How to value upcoming internet IPOs?
Internet companies may vary from traditional businesses in some aspects. However, like all businesses, they need to remain profitable and work on sound business principles.
Below are a few factors that can help you evaluate upcoming internet IPOs:
Number of unique visitors
You can judge the valuation of internet companies by looking at the number of visitors they attract. All new visitors will necessarily not convert into customers; however, it indicates the app’s reach and audience size. Internet companies can be successful only if they attract enough potential customers to their site.
The annual number of visits to the PolicyBazaar website saw about 126.5 million visits in FY 2021. Almost 65% of all digital insurance sales in India by volume for FY 2020 were through its platform. With these figures, it’s easy to understand why the PolicyBazaar IPO was oversubscribed by 16.6 times.
The number of visitors alone does not guarantee success for any business. The next task is to convert those visitors to customers. The conversion rate will vary as per the business model. The conversion rate for models like food delivery apps will be much higher when compared to an aggregator selling insurance online; for food delivery apps, the number of repeat customers too will be high. For some companies, the conversion rate may be placing an order, while for some, it may be signing up for a service or newsletter.
Total addressable market
The total addressable market or total available market (TAM) relates to the total possible demand for the product. The revenue a company can generate will depend on the TAM for the product or the service. Lower TAM indicates that the company will find it challenging to grow due to high competition or low scalability.
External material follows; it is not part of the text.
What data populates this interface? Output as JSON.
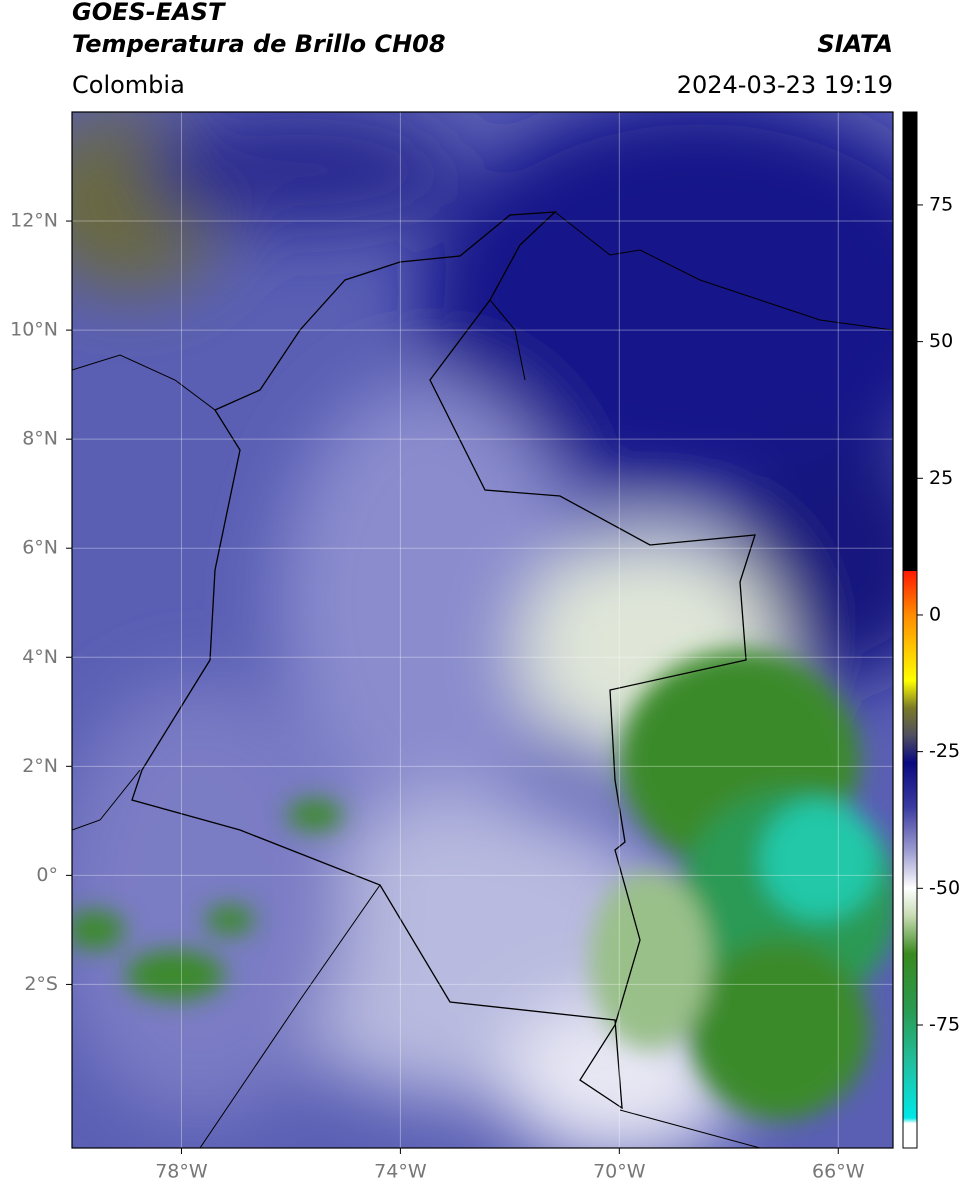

Investors in the PayTm IPO would have been motivated by the growing popularity and the demand for digital payment models. The TAM will increase steadily in the future, and so will the competition.
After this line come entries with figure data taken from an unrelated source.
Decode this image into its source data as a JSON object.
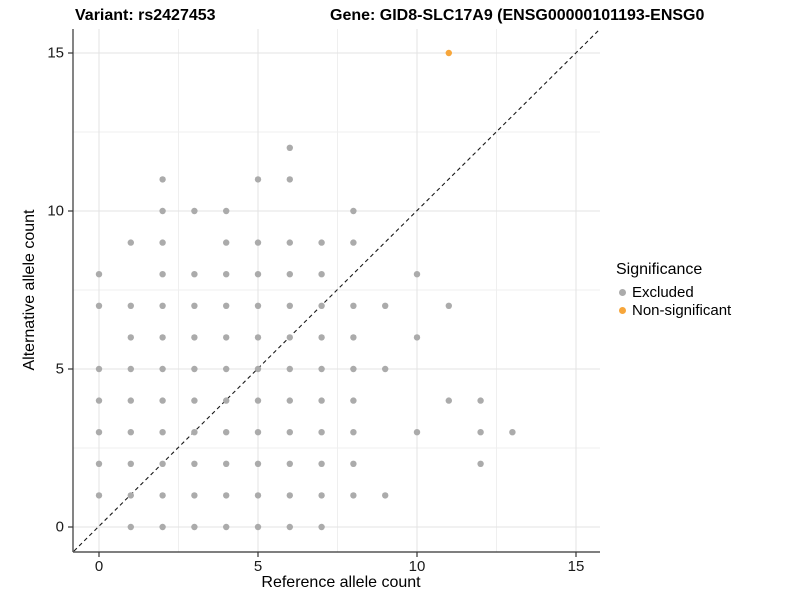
{
  "titles": {
    "variant": "Variant: rs2427453",
    "gene": "Gene: GID8-SLC17A9 (ENSG00000101193-ENSG0"
  },
  "x_axis": {
    "label": "Reference allele count",
    "tick_labels": [
      "0",
      "5",
      "10",
      "15"
    ]
  },
  "y_axis": {
    "label": "Alternative allele count",
    "tick_labels": [
      "0",
      "5",
      "10",
      "15"
    ]
  },
  "legend": {
    "title": "Significance",
    "items": [
      {
        "label": "Excluded",
        "color": "#ABABAB"
      },
      {
        "label": "Non-significant",
        "color": "#F7A63B"
      }
    ]
  },
  "chart_data": {
    "type": "scatter",
    "xlabel": "Reference allele count",
    "ylabel": "Alternative allele count",
    "xlim": [
      -0.75,
      15.75
    ],
    "ylim": [
      -0.75,
      15.75
    ],
    "x_ticks": [
      0,
      5,
      10,
      15
    ],
    "y_ticks": [
      0,
      5,
      10,
      15
    ],
    "minor_gridlines": [
      2.5,
      7.5,
      12.5
    ],
    "grid": "on",
    "legend_position": "right",
    "reference_line": {
      "style": "dashed",
      "color": "#1a1a1a",
      "equation": "y = x"
    },
    "series": [
      {
        "name": "Excluded",
        "color": "#ABABAB",
        "points": [
          [
            1,
            0
          ],
          [
            2,
            0
          ],
          [
            3,
            0
          ],
          [
            4,
            0
          ],
          [
            5,
            0
          ],
          [
            6,
            0
          ],
          [
            7,
            0
          ],
          [
            0,
            1
          ],
          [
            1,
            1
          ],
          [
            2,
            1
          ],
          [
            3,
            1
          ],
          [
            4,
            1
          ],
          [
            5,
            1
          ],
          [
            6,
            1
          ],
          [
            7,
            1
          ],
          [
            8,
            1
          ],
          [
            9,
            1
          ],
          [
            0,
            2
          ],
          [
            1,
            2
          ],
          [
            2,
            2
          ],
          [
            3,
            2
          ],
          [
            4,
            2
          ],
          [
            5,
            2
          ],
          [
            6,
            2
          ],
          [
            7,
            2
          ],
          [
            8,
            2
          ],
          [
            12,
            2
          ],
          [
            0,
            3
          ],
          [
            1,
            3
          ],
          [
            2,
            3
          ],
          [
            3,
            3
          ],
          [
            4,
            3
          ],
          [
            5,
            3
          ],
          [
            6,
            3
          ],
          [
            7,
            3
          ],
          [
            8,
            3
          ],
          [
            10,
            3
          ],
          [
            12,
            3
          ],
          [
            13,
            3
          ],
          [
            0,
            4
          ],
          [
            1,
            4
          ],
          [
            2,
            4
          ],
          [
            3,
            4
          ],
          [
            4,
            4
          ],
          [
            5,
            4
          ],
          [
            6,
            4
          ],
          [
            7,
            4
          ],
          [
            8,
            4
          ],
          [
            11,
            4
          ],
          [
            12,
            4
          ],
          [
            0,
            5
          ],
          [
            1,
            5
          ],
          [
            2,
            5
          ],
          [
            3,
            5
          ],
          [
            4,
            5
          ],
          [
            5,
            5
          ],
          [
            6,
            5
          ],
          [
            7,
            5
          ],
          [
            8,
            5
          ],
          [
            9,
            5
          ],
          [
            1,
            6
          ],
          [
            2,
            6
          ],
          [
            3,
            6
          ],
          [
            4,
            6
          ],
          [
            5,
            6
          ],
          [
            6,
            6
          ],
          [
            7,
            6
          ],
          [
            8,
            6
          ],
          [
            10,
            6
          ],
          [
            0,
            7
          ],
          [
            1,
            7
          ],
          [
            2,
            7
          ],
          [
            3,
            7
          ],
          [
            4,
            7
          ],
          [
            5,
            7
          ],
          [
            6,
            7
          ],
          [
            7,
            7
          ],
          [
            8,
            7
          ],
          [
            9,
            7
          ],
          [
            11,
            7
          ],
          [
            0,
            8
          ],
          [
            2,
            8
          ],
          [
            3,
            8
          ],
          [
            4,
            8
          ],
          [
            5,
            8
          ],
          [
            6,
            8
          ],
          [
            7,
            8
          ],
          [
            10,
            8
          ],
          [
            1,
            9
          ],
          [
            2,
            9
          ],
          [
            4,
            9
          ],
          [
            5,
            9
          ],
          [
            6,
            9
          ],
          [
            7,
            9
          ],
          [
            8,
            9
          ],
          [
            2,
            10
          ],
          [
            3,
            10
          ],
          [
            4,
            10
          ],
          [
            8,
            10
          ],
          [
            2,
            11
          ],
          [
            5,
            11
          ],
          [
            6,
            11
          ],
          [
            6,
            12
          ]
        ]
      },
      {
        "name": "Non-significant",
        "color": "#F7A63B",
        "points": [
          [
            11,
            15
          ]
        ]
      }
    ]
  }
}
Contribution margin per customer
Contribution margin is a crucial aspect for the unit economics for the e-commerce business. The contribution margin can help you assess the long-term profitability of the company. In the initial stages, most e-commerce startups are not profitable as they have to make enormous expenditures for promotions, marketing, advertising, discounts, etc. However, these expenses made in the initial years help generate brand awareness, build a loyal customer base and generate benefits over the year. Look for companies that have encouraging contribution margins before these marketing expenses.
Mobikwik IPO is likely to hit the market soon. The company’s losses for the year ending 31 March 2021 increased by 12%; at the same time, its user base also expanded to over 101 mn. As per the National Payments Corporation of India, the company has a 26% market share of the IMPS transfer market in India.
Data monetization involves using data to increase revenue. The companies which have adopted data monetization and made it an integral part of their strategy are among the highest-performing and fastest-growing businesses. When evaluating an IPO, you should look for models that have high data monetization channels.
Robust backend processes and streamlined operation are essential to keep customers satisfied and also for customer retention. The high number of visitors and conversion rate cannot guarantee success unless the front end is supported by efficient customer support and backend operations.
IPOs of unicorns like Nykaa and Policybazaar turned November into a historical month for the Indian stock markets. However, there are more IPOs lined up over the coming weeks. Oyo, Delhivery, Mobikwik, and Ola will likely come out with their IPOs soon. So evaluate these companies well and invest in their initial public offering if you find them lucrative.